Can std::byte replace std::aligned_storage?

Question

C++17 introduced a new type, std::byte, so now we finally have a first-class citizen type to represent bytes in memory. Besides being a novelty in the standard, the C++ rules for object creation, start and end of life, aliasing etc. are fairly complicated an unintuitive most of the times, so whenever I feel std::byte is the right tool I also get nervous and reluctant to use it, for fear of unintentionally summoning the Undefined Behavior Balrogs.

One such case is a buffer to be used with placement new:

#include <memory>
#include <cstddef>
#include <type_traits>

struct X { double dummy[4]; char c; };

auto t1()
{
    // the old way

    std::aligned_storage_t<sizeof(X)> buffer;
    X* x = new (&buffer) X{};

    x->~X();
}

auto t2()
{
    // the new way?

    std::byte buffer[sizeof(X)];
    X* x = new (&buffer) X{};

    x->~X();
}

Is t2 perfectly safe and equivalent with t1?

In response to alignment issues, what about:

auto t3()
{
    alignas(X) std::byte buffer[sizeof(X)];

    X* x = new (&buffer) X{};
    x->~X();
}

Answer 1

Is t2 perfectly safe and equivalent with t1?

No. In fact, both are bad.

t2 is bad for the reason NathanOliver indicates: it's underaligned. You'd need to write:

alignas(X) std::byte storage[sizeof(X)];

t1 also kind of has this problem, in that you almost certainly want to write aligned_storage_t<sizeof(X), alignof(X)> and not just aligned_storage_t<sizeof(X)>. If X were overaligned, you would lose that here. If X was just large but had no alignment requirement, you would end up with a relatively overaligned storage.

t1 is also bad for an especially peculiar reason: aligned_storage doesn't quite guarantee what you think it guarantees. In particular, it guarantees that an X can fit in aligned_storage<sizeof(X)>, but it does not guarantee that it can fit exactly. The specification is simply:

The member typedef type shall be a trivial standard-layout type suitable for use as uninitialized storage for any object whose size is at most Len and whose alignment is a divisor of Align.

That is, aligned_storage<16>::type is guaranteed to be at least 16 bytes, but a conforming implementation could easily give you 32. Or 4K. That in addition to the problem of using aligned_storage<16> by accident instead of aligned_storage_t<16>.
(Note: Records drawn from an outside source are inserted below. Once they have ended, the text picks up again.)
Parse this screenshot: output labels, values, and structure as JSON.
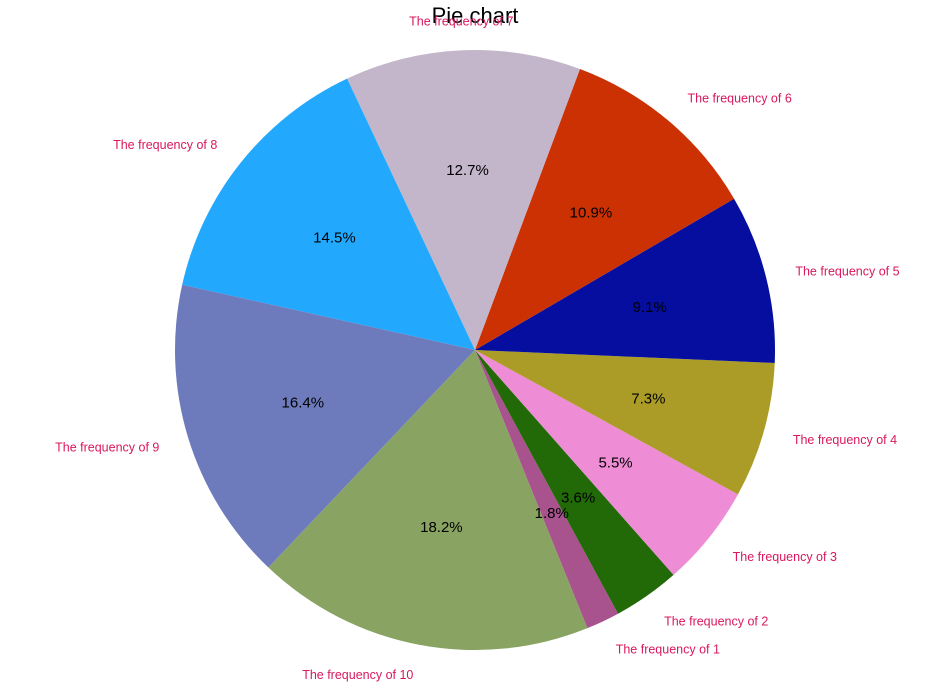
{
  "chart_data": {
    "type": "pie",
    "title": "Pie chart",
    "slices": [
      {
        "label": "The frequency of 1",
        "value": 1.8,
        "pct_label": "1.8%",
        "color": "#a8528e"
      },
      {
        "label": "The frequency of 2",
        "value": 3.6,
        "pct_label": "3.6%",
        "color": "#226a08"
      },
      {
        "label": "The frequency of 3",
        "value": 5.5,
        "pct_label": "5.5%",
        "color": "#ee8cd5"
      },
      {
        "label": "The frequency of 4",
        "value": 7.3,
        "pct_label": "7.3%",
        "color": "#ab9c27"
      },
      {
        "label": "The frequency of 5",
        "value": 9.1,
        "pct_label": "9.1%",
        "color": "#050e9e"
      },
      {
        "label": "The frequency of 6",
        "value": 10.9,
        "pct_label": "10.9%",
        "color": "#cc3104"
      },
      {
        "label": "The frequency of 7",
        "value": 12.7,
        "pct_label": "12.7%",
        "color": "#c4b6ca"
      },
      {
        "label": "The frequency of 8",
        "value": 14.5,
        "pct_label": "14.5%",
        "color": "#22a9fd"
      },
      {
        "label": "The frequency of 9",
        "value": 16.4,
        "pct_label": "16.4%",
        "color": "#6d7bbd"
      },
      {
        "label": "The frequency of 10",
        "value": 18.2,
        "pct_label": "18.2%",
        "color": "#89a362"
      }
    ]
  }
}
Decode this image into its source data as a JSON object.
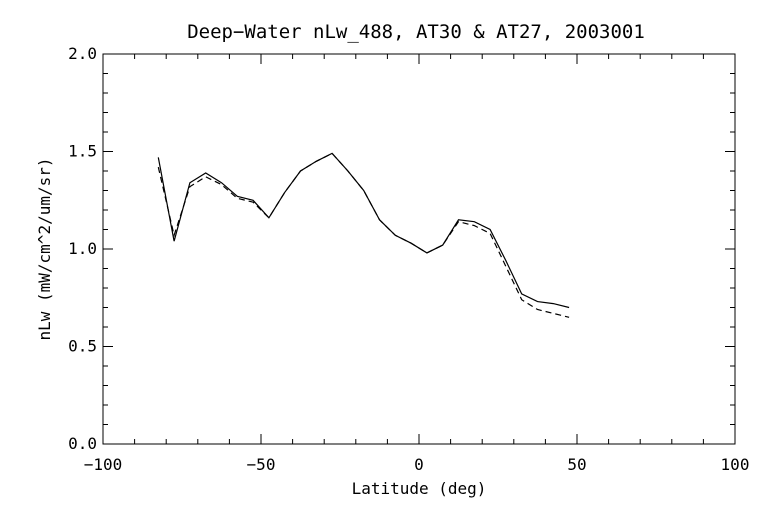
{
  "chart_data": {
    "type": "line",
    "title": "Deep−Water nLw_488, AT30 & AT27, 2003001",
    "xlabel": "Latitude (deg)",
    "ylabel": "nLw (mW/cm^2/um/sr)",
    "xlim": [
      -100,
      100
    ],
    "ylim": [
      0.0,
      2.0
    ],
    "x_major_ticks": [
      -100,
      -50,
      0,
      50,
      100
    ],
    "x_tick_labels": [
      "−100",
      "−50",
      "0",
      "50",
      "100"
    ],
    "y_major_ticks": [
      0.0,
      0.5,
      1.0,
      1.5,
      2.0
    ],
    "y_tick_labels": [
      "0.0",
      "0.5",
      "1.0",
      "1.5",
      "2.0"
    ],
    "x_minor_step": 10,
    "y_minor_step": 0.1,
    "grid": false,
    "legend": "none",
    "series": [
      {
        "style": "solid",
        "x": [
          -82.5,
          -77.5,
          -72.5,
          -67.5,
          -62.5,
          -57.5,
          -52.5,
          -47.5,
          -42.5,
          -37.5,
          -32.5,
          -27.5,
          -22.5,
          -17.5,
          -12.5,
          -7.5,
          -2.5,
          2.5,
          7.5,
          12.5,
          17.5,
          22.5,
          27.5,
          32.5,
          37.5,
          42.5,
          47.5
        ],
        "y": [
          1.47,
          1.04,
          1.34,
          1.39,
          1.34,
          1.27,
          1.25,
          1.16,
          1.29,
          1.4,
          1.45,
          1.49,
          1.4,
          1.3,
          1.15,
          1.07,
          1.03,
          0.98,
          1.02,
          1.15,
          1.14,
          1.1,
          0.94,
          0.77,
          0.73,
          0.72,
          0.7
        ]
      },
      {
        "style": "dashed",
        "x": [
          -82.5,
          -77.5,
          -72.5,
          -67.5,
          -62.5,
          -57.5,
          -52.5,
          -47.5,
          -42.5,
          -37.5,
          -32.5,
          -27.5,
          -22.5,
          -17.5,
          -12.5,
          -7.5,
          -2.5,
          2.5,
          7.5,
          12.5,
          17.5,
          22.5,
          27.5,
          32.5,
          37.5,
          42.5,
          47.5
        ],
        "y": [
          1.42,
          1.07,
          1.32,
          1.37,
          1.33,
          1.26,
          1.24,
          1.16,
          1.29,
          1.4,
          1.45,
          1.49,
          1.4,
          1.3,
          1.15,
          1.07,
          1.03,
          0.98,
          1.02,
          1.14,
          1.12,
          1.08,
          0.91,
          0.74,
          0.69,
          0.67,
          0.65
        ]
      }
    ]
  }
}
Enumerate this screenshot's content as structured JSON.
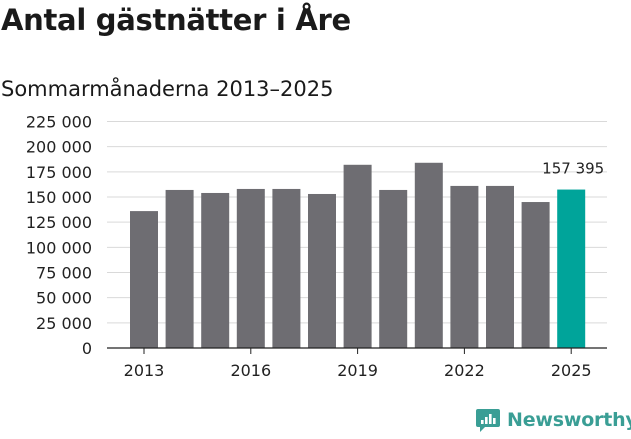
{
  "chart_data": {
    "type": "bar",
    "title": "Antal gästnätter i Åre",
    "subtitle": "Sommarmånaderna 2013–2025",
    "x": [
      2013,
      2014,
      2015,
      2016,
      2017,
      2018,
      2019,
      2020,
      2021,
      2022,
      2023,
      2024,
      2025
    ],
    "values": [
      136000,
      157000,
      154000,
      158000,
      158000,
      153000,
      182000,
      157000,
      184000,
      161000,
      161000,
      145000,
      157395
    ],
    "highlight_index": 12,
    "highlight_label": "157 395",
    "ylim": [
      0,
      225000
    ],
    "yticks": [
      "0",
      "25 000",
      "50 000",
      "75 000",
      "100 000",
      "125 000",
      "150 000",
      "175 000",
      "200 000",
      "225 000"
    ],
    "xticks": [
      "2013",
      "2016",
      "2019",
      "2022",
      "2025"
    ],
    "grid": true,
    "colors": {
      "bar": "#6e6d72",
      "highlight": "#00a49a",
      "grid": "#d9d9d9",
      "axis": "#222222"
    }
  },
  "brand": {
    "name": "Newsworthy",
    "logo": "newsworthy-logo-icon",
    "color": "#3a9e95"
  }
}
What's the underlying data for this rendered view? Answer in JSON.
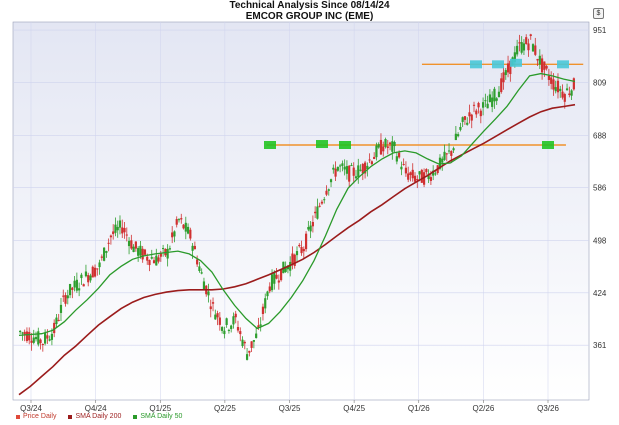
{
  "header": {
    "title": "Technical Analysis Since 08/14/24",
    "subtitle": "EMCOR GROUP INC (EME)",
    "price_icon": "$"
  },
  "legend": {
    "price": "Price Daily",
    "sma200": "SMA Daily 200",
    "sma50": "SMA Daily 50"
  },
  "colors": {
    "up": "#2e9e2e",
    "down": "#d03030",
    "sma50": "#2a9a2a",
    "sma200": "#9b1c1c",
    "level": "#f0922b",
    "marker_green": "#22c322",
    "marker_cyan": "#48c8d8",
    "grid": "#cfd3ee",
    "plot_bg_top": "#e6e9f4",
    "plot_bg_bottom": "#ffffff"
  },
  "chart_data": {
    "type": "line",
    "title": "Technical Analysis Since 08/14/24",
    "subtitle": "EMCOR GROUP INC (EME)",
    "y_scale": "log",
    "ylim": [
      305,
      975
    ],
    "y_ticks": [
      951,
      809,
      688,
      586,
      498,
      424,
      361
    ],
    "x_ticks": [
      "Q3/24",
      "Q4/24",
      "Q1/25",
      "Q2/25",
      "Q3/25",
      "Q4/25",
      "Q1/26",
      "Q2/26",
      "Q3/26"
    ],
    "x": [
      0,
      15,
      30,
      45,
      60,
      75,
      90,
      105,
      120,
      135,
      150,
      165,
      180,
      195,
      210,
      225,
      240,
      255,
      270,
      285,
      300,
      315,
      330,
      345,
      360,
      375,
      390,
      405,
      420,
      435,
      450,
      465,
      480,
      495,
      510,
      525,
      540,
      555,
      570,
      585,
      600,
      615,
      630,
      645,
      660,
      675,
      690,
      705,
      720,
      735
    ],
    "series": [
      {
        "name": "Price Daily",
        "values": [
          376,
          372,
          365,
          378,
          420,
          435,
          448,
          460,
          505,
          520,
          488,
          475,
          470,
          480,
          530,
          505,
          448,
          405,
          382,
          390,
          352,
          375,
          435,
          452,
          468,
          488,
          535,
          585,
          625,
          612,
          618,
          642,
          668,
          660,
          612,
          602,
          608,
          628,
          655,
          712,
          742,
          752,
          782,
          838,
          902,
          920,
          852,
          808,
          782,
          806
        ]
      },
      {
        "name": "SMA Daily 50",
        "values": [
          372,
          373,
          374,
          378,
          388,
          402,
          415,
          430,
          448,
          460,
          470,
          475,
          478,
          480,
          482,
          478,
          468,
          452,
          428,
          408,
          392,
          380,
          386,
          400,
          418,
          440,
          468,
          505,
          548,
          585,
          606,
          625,
          640,
          652,
          656,
          652,
          640,
          630,
          632,
          646,
          672,
          698,
          724,
          752,
          790,
          826,
          832,
          826,
          818,
          812
        ]
      },
      {
        "name": "SMA Daily 200",
        "values": [
          310,
          318,
          328,
          338,
          350,
          360,
          372,
          384,
          394,
          404,
          412,
          418,
          422,
          425,
          427,
          428,
          428,
          428,
          429,
          432,
          436,
          442,
          448,
          455,
          462,
          470,
          480,
          492,
          505,
          518,
          530,
          544,
          556,
          570,
          584,
          596,
          608,
          622,
          636,
          648,
          660,
          672,
          686,
          700,
          714,
          728,
          740,
          748,
          752,
          756
        ]
      }
    ],
    "levels": [
      {
        "value": 668
      },
      {
        "value": 856
      }
    ]
  }
}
This is why P1413 exists as a paper: aligned_storage is kind of bad.

---

So the real answer is actually just to write something like libstdc++'s __aligned_membuf:

template <typename T>
struct storage_for {
    alignas(T) std::byte data[sizeof(T)];

    // some useful constructors and stuff, probably some getter
    // that gives you a T* or a T const*
};